Revista Cultura y Ocio

Qué desastre – @CarlosAymi

Por De Krakens Y Sirenas @krakensysirenas

Hoy no vengo con un relato bajo el brazo, hoy vengo con una arcada, con una exageración. Pero no descarto con ello encontrar algo de verdad: en estos tiempos que corren los niños son una especie en peligro de extinción. Y no me refiero a un problema estadístico.

Uno puede pasear por la calle y encontrarse a muchos de ellos, en las escuelas e institutos todavía hay bastantes ejemplares, e incluso en los parques de toda la vida (esos de tierra y columpio) queda alguno. Pero no nos engañemos, son más bien niños de pega, de cartón piedra que si se les rasca se les desfigura la escasa inocencia y lo que viene a surgir son códigos de barras en miniatura.

Los niños, qué desastre, quieren ingresar cada vez más pronto en ese club llamado  «ser adulto», y nosotros les empujamos ahí con nuestras acciones al tiempo que les decimos con nuestras palabras todo lo contrario, esto es, les decimos  que deben vivir su infancia pero no hacemos que crean en ella. Nunca nos hemos sabido mejor la teoría y hemos aplicado peor la práctica.

¿Quién de nosotros (hablo de adultos responsables, formaditos y con las mejores intenciones), no sabe que el reino de la infancia es sagrado y que hay que hacer todo lo posible por conservar la magia?
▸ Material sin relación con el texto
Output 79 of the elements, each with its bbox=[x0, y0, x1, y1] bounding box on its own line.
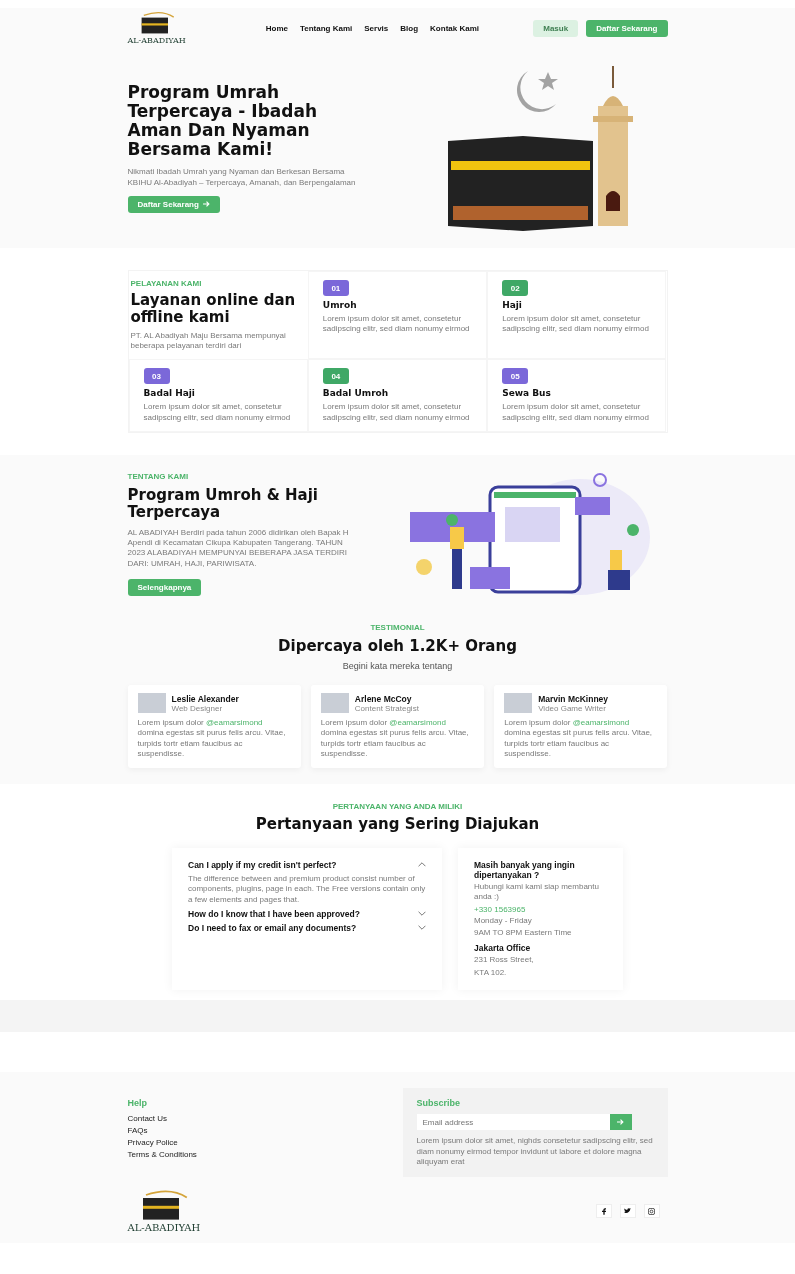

Y sin embargo las estadísticas arrojan una sombra tras otra; cada vez los niños comienzan a beber antes, a fumar antes, a follar antes, a pegarse antes, a matarse antes y a «querer ser mayores» cuanto antes.

Quizá mi visión pesimista (la es, por si no había quedado claro) viene forzada por el sector de niños con el que trabajo, aquellos que se encuentran en riesgo de exclusión social. Pero sospecho que no hay excesiva diferencia con respecto al núcleo que podemos llamar, «niños criados en condiciones de normalidad» y es que después de todo, unos y otros comparten los patrones comunes de nuestra sociedad.

Al menos en el primer mundo, a menudo resulta más fácil llevarse a edad temprana un móvil al bolsillo, que a la boca un pedazo de comida saludable. Y por supuesto el móvil es un símbolo de la sobreabundancia tecnológica que se filtra por cada poro, ese exceso que ha hecho desaparecer las formas lúdicas tradicionales (¿quién ve hoy en día en un parque unas chapas, unas canicas y hasta un escondite?) ese que permite acceder a imágenes y músicas y vídeos de todo tipo a menudo sin control, y ese que puede adoptar los nombres de tantos «dispositivos» que resulta difícil estar al día y hasta a la hora.

Y si el gusto por la tecnología es un patrón, qué decir de la sexualidad, o mejor, de la hipersexualidad que padecemos. Están muy bien todos los talleres, asignaturas y discursos grandilocuentes y adaptados que se imparten sobre la educación en igualdad y sobre la no discriminación por sexos, pero la realidad es que el machismo campea en las aulas como nunca, la homofobia entre muchos jóvenes es moneda de cambio y las relaciones sexuales se experimentan a menudo desde la desinformación, el riesgo y hasta el miedo.

Llegar a la violencia tras el camino andado no tiene mucho misterio. El acoso, el bullyng, los suicidios infantiles, la cantidad de niños diagnosticados con trastorno disocial, la cantidad de ellos que serían diagnosticados con ese trastorno o con alguno similar si todos acudiesen a consultas psicológicas, sería escandaloso, casi demencial.

Digo yo que algo estaremos haciendo mal y muy mal y que tanto padres, como agentes sociales, educativos, como esa otra especie en peligro de extinción llamada políticos honrados y consecuentes, deberíamos hacer y logar más de lo que logramos y hacemos.

Permitidme que termine de vomitar poniendo mi última arcada encima de la mesa: Hemos derribado los puentes que separaban la distinción entre el valor y el precio, y hemos dejado a los niños en la orilla equivocada, una orilla equivocada en la que también estamos varados los adultos.